When couples have trouble in their relationship or marriage, what can they do to salvage the relationship? If it seems to get worse over time, don't give up. Get help. In psychotherapy I will help you both to communicate with each other and to understand the psycho-dynamics between the two of you. For example, let's say that the husband or partner has a controlling personality out of the fear he learned in his family of origin, and the wife has an adamant feeling of being suffocated by it as she is an independent thinker and perhaps her dysfunctional family had a father who did not let her think for herself. I would help this couple to see, in an experiential way, the hyper-vigilance each has from their dysfunctional families. Once thy become aware of their projections onto each other of past hurts, and gradually begin to withdraw them, by communicating with each other in therapy, then the relationship will have a chance at something long lasting. The key here is awareness, that is half the work.
It will be helpful, in therapy, to work on withdrawing the pr,ojections onto each other, from past relationships that made them feel that they weren't loved unconditionally, is key. We must leave the past in the past, otherwise it will destroy our present relationships. Often you are not aware of why you trigger each other so much. When you become aware of the triggers it is much easier for you both to work on it in therapy, and in between so that you can change it. Working in the present, while becoming aware of how the past dysfunctional psycho-dynamics have caused much harm, will go far in restoring your marriage and/or relationship.
An additional factor is that, it is important to be mindful that society sets the standard, in each generation, as to how the parents try to live up to creating children who will fit in.

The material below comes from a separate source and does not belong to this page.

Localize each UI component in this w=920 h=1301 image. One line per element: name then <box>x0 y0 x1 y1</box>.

In this generation one would think it would be easier because of how much is available in terms of psychotherapy. But our present-day society has changed so much that it is difficult for people to separate themselves from the values of our society, instead of sticking to what their own values are and have been. This requires a lot of soul searching. Opening up to each other in therapy will help to resolve this and have an understanding between one another.
Also, it helps to understand that the reason our present culture is rampant with dysfunctional family patterns that are much more pathological with each generation, going way back, many centuries ago. The reason for this is that if the dysfunctionality from most of the families in1742, for example, are not resolved, then it is continued and actually gets worse with each generation. As a rule, parents raise their children the way they were raised. If they did not go to some kind of therapy, it will not be resolved and their children will grow up with the same painful and disruptive psychodynamics… and then add to it, unconsciously, of course. Additionally, as painful as their as their home life was, they may not have known how to change it. The dysfunction gets worse with each generation. When the children of the next generation make the dysfunctional patterns even worse. These days, the dysfunction in most families are so twisted in terms of the psychodynamics between members of the family that it is often debilitating for the children. Parents treat their children as their parents treated them, and that family gets worse than those before it. Because of this, and the confusion and strife in our society, people are becoming addicted to all kinds of things. Just as Freud suggested, we humans tend to try to avoid pain by seeking pleasure (sometimes in unhealthy ways, such as addictions. Getting in touch with feelings instead of trying to get rid of them helps to be centered and calm in a world that is always changing.